BitMex came out with a second tweet and neglected that any double-spend took place. They said that the spend was an RBF transaction. The transaction worth 0.00062063 BTC that BitMex claimed to be double-spending, was replaced by a new transaction as the previous one remained unconfirmed. The fee involved was higher than what they paid initially. BitMex believed this Bitcoin transaction to be a double spend as their Fork Monitor failed in detecting the RBF fee bumps. 

What is Double Spend, and is it possible?

Bitcoin double spend is a hypothetical scenario where the same amount of bitcoin is spent twice by the transactor. In this scenario, the sender tricks the recipient by sending them a transaction that they sent to themselves, as well. 

Let's say that someone goes to a coffee shop. There, they get a coffee from them for $5. Once they spend $5 there, they won't be able to spend that $5 again somewhere, unless they resort to stealing it from the coffee shop. That's why the issue of double-spending does not crop up when dealing with physical cash. 

Unlike physical cash, Bitcoin is a digital form of money. It means that some people fear that copying and rebroadcasting bitcoin transactions is a real possibility. The fact is that a double-spending attack will never take place in the Bitcoin network. The reason behind this is that the Bitcoin network prevents double-spending from an innovative mechanism. 

The verification feature in Bitcoin transactions prevents double-spending from happening in reality. A transaction is only considered successful after six confirmations. It means that the confirmation mechanism, along with the blockchain technology, safeguards Bitcoin from double-spending. 

Why is Bitcoin Double Spending Impossible?

Theoretically speaking, there are two ways to pull off a Bitcoin double-spending. These two ways are known as Race Attack and 51% Attack. 

Race Attack

In the race attack, a malicious actor creates two transaction IDs. The tx id that they don't want to succeed, is sent to the merchant or the service provider. Now, the second tx id is sent to a wallet that the malicious actor controls. Thereafter, the sender submits the tx id of the transaction that they sent to themselves to a larger number of nodes. It increases the chances of successful transactions. 

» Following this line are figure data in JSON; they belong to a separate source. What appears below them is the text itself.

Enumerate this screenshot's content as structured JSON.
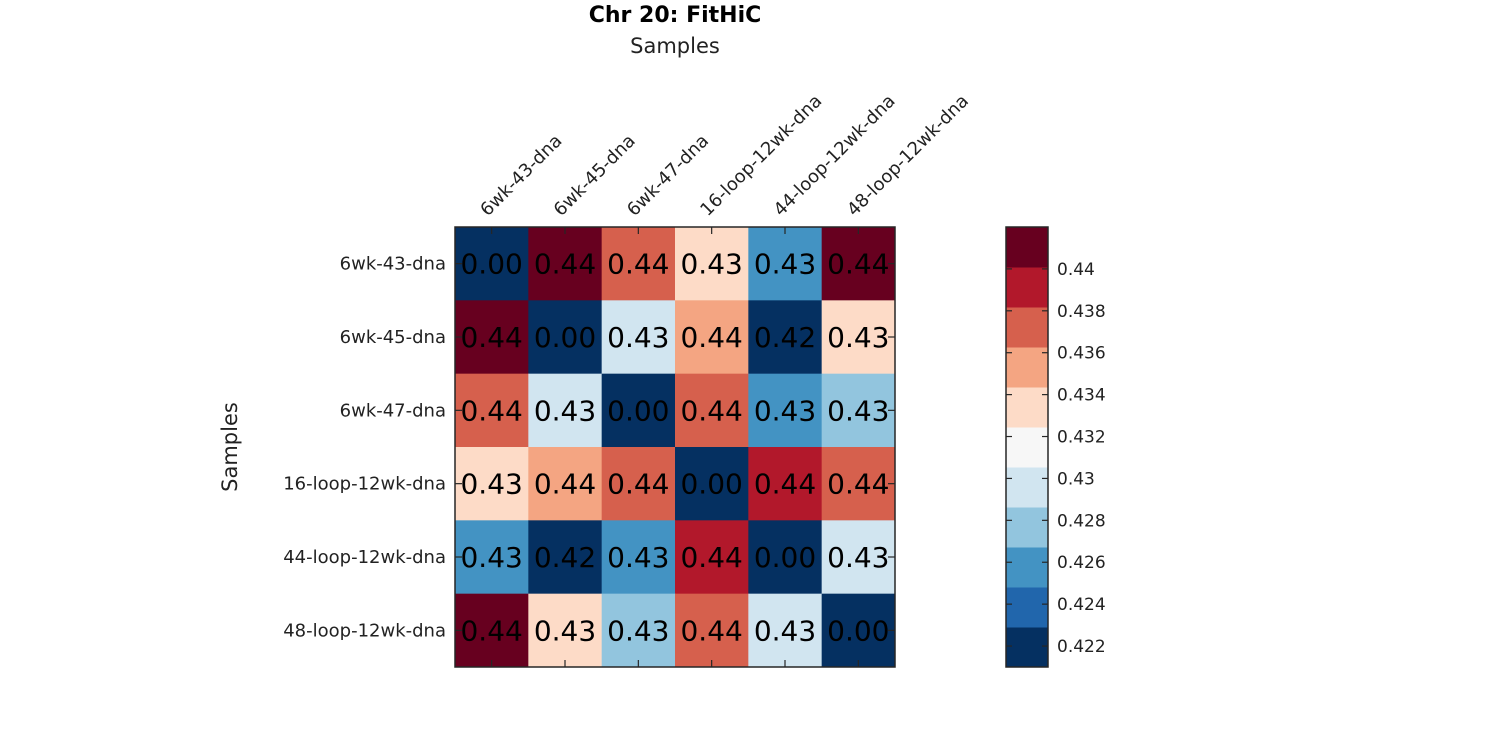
{
  "chart_data": {
    "type": "heatmap",
    "title": "Chr 20: FitHiC",
    "xlabel": "Samples",
    "ylabel": "Samples",
    "x_categories": [
      "6wk-43-dna",
      "6wk-45-dna",
      "6wk-47-dna",
      "16-loop-12wk-dna",
      "44-loop-12wk-dna",
      "48-loop-12wk-dna"
    ],
    "y_categories": [
      "6wk-43-dna",
      "6wk-45-dna",
      "6wk-47-dna",
      "16-loop-12wk-dna",
      "44-loop-12wk-dna",
      "48-loop-12wk-dna"
    ],
    "values": [
      [
        0.0,
        0.441,
        0.437,
        0.434,
        0.426,
        0.441
      ],
      [
        0.441,
        0.0,
        0.43,
        0.435,
        0.422,
        0.434
      ],
      [
        0.437,
        0.43,
        0.0,
        0.437,
        0.426,
        0.428
      ],
      [
        0.434,
        0.435,
        0.437,
        0.0,
        0.439,
        0.437
      ],
      [
        0.426,
        0.422,
        0.426,
        0.439,
        0.0,
        0.43
      ],
      [
        0.441,
        0.434,
        0.428,
        0.437,
        0.43,
        0.0
      ]
    ],
    "cell_labels": [
      [
        "0.00",
        "0.44",
        "0.44",
        "0.43",
        "0.43",
        "0.44"
      ],
      [
        "0.44",
        "0.00",
        "0.43",
        "0.44",
        "0.42",
        "0.43"
      ],
      [
        "0.44",
        "0.43",
        "0.00",
        "0.44",
        "0.43",
        "0.43"
      ],
      [
        "0.43",
        "0.44",
        "0.44",
        "0.00",
        "0.44",
        "0.44"
      ],
      [
        "0.43",
        "0.42",
        "0.43",
        "0.44",
        "0.00",
        "0.43"
      ],
      [
        "0.44",
        "0.43",
        "0.43",
        "0.44",
        "0.43",
        "0.00"
      ]
    ],
    "colorbar": {
      "range": [
        0.421,
        0.442
      ],
      "ticks": [
        0.422,
        0.424,
        0.426,
        0.428,
        0.43,
        0.432,
        0.434,
        0.436,
        0.438,
        0.44
      ],
      "tick_labels": [
        "0.422",
        "0.424",
        "0.426",
        "0.428",
        "0.43",
        "0.432",
        "0.434",
        "0.436",
        "0.438",
        "0.44"
      ],
      "colors": [
        "#053061",
        "#2166ac",
        "#4393c3",
        "#92c5de",
        "#d1e5f0",
        "#f7f7f7",
        "#fddbc7",
        "#f4a582",
        "#d6604d",
        "#b2182b",
        "#67001f"
      ],
      "placement": "right"
    },
    "x_axis_position": "top"
  }
}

If the sender pulls this off successfully, they would be able to retain their bitcoins and also be able to receive the services and products that they were paying for. There have been no records of a successful race attack on Bitcoin yet. The reason is that a merchant will only consider a transaction successful after six confirmations. In the race attack, the Bitcoin transaction that the malicious actor sent to the merchant fails. Hence, the merchant will never release the product or services to the malicious actor. 

51% Attack

A 51% attack is the most well-known form of double-spending attack. In the 51% attack, a malicious actor or actors control more than half of all network hash power. As they hold the majority share of the mining hash power, a malicious actor with 51% or more share of hash power will be able to control the network at their will. Other miners on the network will become hapless against the malicious miner in 51% attack. 

The chain that is being mined by the malicious miner will always become the legitimate chain the blockchain network is under the 51% attack. It will happen regardless of when the miner with a majority share of the network's mining hash power starts mining an alternative chain. It results in the overruling of all published tx to date by the malicious miner's alternative history. 


Bitcoin double spending is not possible, and it will never happen in reality. The reason behind it is that it's not possible to muster the kind of resources one needs to override the inbuilt safeguards of the current bitcoin blockchain to pull off successful double-spending. 

There's a thumb rule for any blockchain network to prevent double-spending. The higher the amount of resources one needs to carry out double-spending in a blockchain network, the harder it gets to pull off double spending successfully. Here, we are talking about the Bitcoin blockchain, which is the top-most blockchain in existence today. Let's say that no one will ever be able to outgun the bitcoin blockchain ever. It means that Bitcoin double spending will never occur, and this is a fact.